I’ll drop the changes in do_exit() and run the test again.

>
>         + The processes calling do_exit() are blocked at
>           write_lock_irq(&tasklist_lock) when
>           klp_try_complete_transition() takes the tasklist_lock.
>
>         + These processes can't be transitioned because do_exit()
>           is on the stack => more klp_try_complete_transition()
>           rounds is needed.
>
>           => livepatching do_exit() reducess the chance of
>              klp_try_complete_transition() succcess.
>
>         Well, it should not be that big problem because the next
>          klp_try_complete_transition() should be much faster.
>          It will skip already transitioned processes quickly.
>
>        Resume: I think that livepatching of do_exit() should not be the main
>                 problem for the stall.
>
>
> > PS: You might argue again about the frequency. If you believe this is
> > just a frequency issue, please suggest a suitable frequency.
>
> I do not know. The livepatch transition might block some processes.
> It is a kind of stress for the system. Similar to another
> housekeeping operations.
>
> It depends on the load and the amount and type of livepatched
> functions. It might take some time until the system recovers
> from the stress and the system load drops back to normal.
>
> If you create the stress (livepatch transition) too frequently
> and the system does not get chance to recover in between the
> stress situations then the bad effects might accumulate
> and might be much worse.
>
> I have no idea if it is the case here. The rule of thumb would be:

Note that I’ve just deployed the test to a few of our production
servers. The test runs at a relatively low frequency, so it doesn’t
introduce significant side effects to the original workload, aside
from some latency spikes during deployment. These spikes are
short-lived and disappear quickly.

>
>   + If you see the hardlockup warning _only_ when running the stress
>     test "while true: do apply_livepatch ; done;" then
>     the problem might be rather theoretical.
>
>   + If you see the hardlockup warning on production systems where
>     the you apply a livepatch only occasionally (one per day)
>     then the problem is real and we should fix it.

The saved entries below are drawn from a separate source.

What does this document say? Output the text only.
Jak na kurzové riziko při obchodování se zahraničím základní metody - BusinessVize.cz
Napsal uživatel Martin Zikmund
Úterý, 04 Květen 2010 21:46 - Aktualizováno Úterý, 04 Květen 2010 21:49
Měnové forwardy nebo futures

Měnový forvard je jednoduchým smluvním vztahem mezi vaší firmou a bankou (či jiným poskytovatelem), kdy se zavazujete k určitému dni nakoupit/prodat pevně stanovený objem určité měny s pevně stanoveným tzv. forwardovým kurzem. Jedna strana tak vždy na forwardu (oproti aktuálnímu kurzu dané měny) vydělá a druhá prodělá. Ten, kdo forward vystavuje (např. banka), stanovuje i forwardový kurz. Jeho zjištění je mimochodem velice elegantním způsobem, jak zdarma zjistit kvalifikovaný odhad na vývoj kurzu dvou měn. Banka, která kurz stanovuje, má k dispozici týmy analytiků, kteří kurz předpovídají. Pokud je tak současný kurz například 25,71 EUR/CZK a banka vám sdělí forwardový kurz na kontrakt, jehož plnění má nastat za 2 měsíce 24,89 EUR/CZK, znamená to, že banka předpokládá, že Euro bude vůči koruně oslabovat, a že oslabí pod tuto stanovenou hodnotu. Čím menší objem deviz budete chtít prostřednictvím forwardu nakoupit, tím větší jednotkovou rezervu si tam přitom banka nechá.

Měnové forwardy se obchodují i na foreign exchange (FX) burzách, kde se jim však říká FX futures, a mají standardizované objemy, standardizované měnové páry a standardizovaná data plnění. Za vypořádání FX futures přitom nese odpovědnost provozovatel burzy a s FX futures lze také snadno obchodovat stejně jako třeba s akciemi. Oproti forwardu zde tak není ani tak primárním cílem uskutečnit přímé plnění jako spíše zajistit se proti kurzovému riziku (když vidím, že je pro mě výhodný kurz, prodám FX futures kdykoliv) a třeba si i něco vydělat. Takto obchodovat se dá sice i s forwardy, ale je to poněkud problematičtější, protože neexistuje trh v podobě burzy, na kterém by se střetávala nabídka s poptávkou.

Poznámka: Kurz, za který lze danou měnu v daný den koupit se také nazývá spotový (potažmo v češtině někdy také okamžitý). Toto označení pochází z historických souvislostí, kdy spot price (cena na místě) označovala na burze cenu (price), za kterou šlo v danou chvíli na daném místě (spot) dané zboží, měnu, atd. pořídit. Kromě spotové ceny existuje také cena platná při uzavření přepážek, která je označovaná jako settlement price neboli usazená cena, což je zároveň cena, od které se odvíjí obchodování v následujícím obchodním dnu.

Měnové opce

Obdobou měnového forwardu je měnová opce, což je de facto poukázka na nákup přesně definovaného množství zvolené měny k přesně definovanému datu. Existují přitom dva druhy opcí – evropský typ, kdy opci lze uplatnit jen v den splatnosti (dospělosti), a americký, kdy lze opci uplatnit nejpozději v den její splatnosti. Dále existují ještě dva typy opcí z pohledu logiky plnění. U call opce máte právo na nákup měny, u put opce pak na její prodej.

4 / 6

I can't run it once per day, as it might take too long to reproduce
the issue. If I want to reproduce it quickly, I’d need to deploy the
test to more production servers, which would likely be complained
about by our sys admins. Notably, the RCU warning even occurs when I
run the test once every 4 hours. The reason I run the test
periodically is that the workloads change throughout the day, so
periodically testing them helps monitor the system's behavior across
different workloads.

>
>
> > > > > > > > Other potential risks may also arise
> > > > > > > >   due to inconsistencies or race conditions during transitions.
> > > > > > >
> > > > > > > What inconsistencies and race conditions you have in mind, please?
> > > > > >
> > > > > > I have explained it at
> > > > > > https://lore.kernel.org/live-patching/Z5DHQG4geRsuIflc@pathway.suse.cz/T/#m5058583fa64d95ef7ac9525a6a8af8ca865bf354
> > > > > >
> > > > > >  klp_ftrace_handler
> > > > > >       if (unlikely(func->transition)) {
> > > > > >           WARN_ON_ONCE(patch_state == KLP_UNDEFINED);
> > > > > >   }
> > > > > >
> > > > > > Why is WARN_ON_ONCE() placed here? What issues have we encountered in the past
> > > > > > that led to the decision to add this warning?
> > > > >
> > > > > A safety measure for something which really should not happen.
> > > >
> > > > Unfortunately, this issue occurs during my stress tests.
> > >
> > > I am confused. Do you see the above WARN_ON_ONCE() during your
> > > stress test? Could you please provide a log?
> >
> > Could you pls read my replyment seriously ?
>
> This is pretty hars and offending after so many details I have already
> provided!

Sorry about that. You really help me so much.

>
> It is easy to miss a detail in a flood of long mails. Also I am
> working on many other things in parallel.
>
> > https://lore.kernel.org/live-patching/Z5DHQG4geRsuIflc@pathway.suse.cz/T/#m5058583fa64d95ef7ac9525a6a8af8ca865bf354
>
> Ah, I have missed that you triggered this exact WARNING. It is great.
> It confirms the theory about the race in do_exit(). I mean that
> the transition finishes early because the processes in do_exit()
> are not longer visible in the tasklist.

It seems like that.

>
>
> > > > > > > The main advantage of the atomic replace is simplify the maintenance
> > > > > > > and debugging.
> > >
> > > If you have problems with the atomic replace then you might stop using
> > > it completely and just install more livepatches in parallel.
> >
> > Why do we need to install livepatches in parallel if atomic replace is disabled?
> > We only need to install the additional new livepatch. Parallel
> > installation is only necessary at boot time.
>
> This is misunderstanding. By "installed" livepatches in parallel I
> mean "enabled" livepatches in parallel, aka, without atomic replace.
>
> If you have problems with atomic replace, you might stop using it.
> Honestly, I do not see that big advantage in the hybrid model
> over the non-atomic-replace model.

I believe the ability to selectively replace a specific livepatch is a
significant advantage over both the non-atomic-replace and
atomic-replace models.

>
> That said, I think that the hybrid mode will not prevent the
> hardlockup warning. It seems that you have reproduced the hardlockup
> even with a relatively simple livepatch, see
> https://lore.kernel.org/all/CALOAHbBZc6ORGzXwBRwe+rD2=YGf1jub5TEr989_GpK54P2o1A@mail.gmail.com/
>
> IMHO, we should rather detect and break the stall in
> klp_try_complete_transition(). I mean to go the way explored in
> the thread
> https://lore.kernel.org/all/20250122085146.41553-1-laoar.shao@gmail.com/

That’s a separate issue, which we can discuss it seperately.

--
Regards
Yafang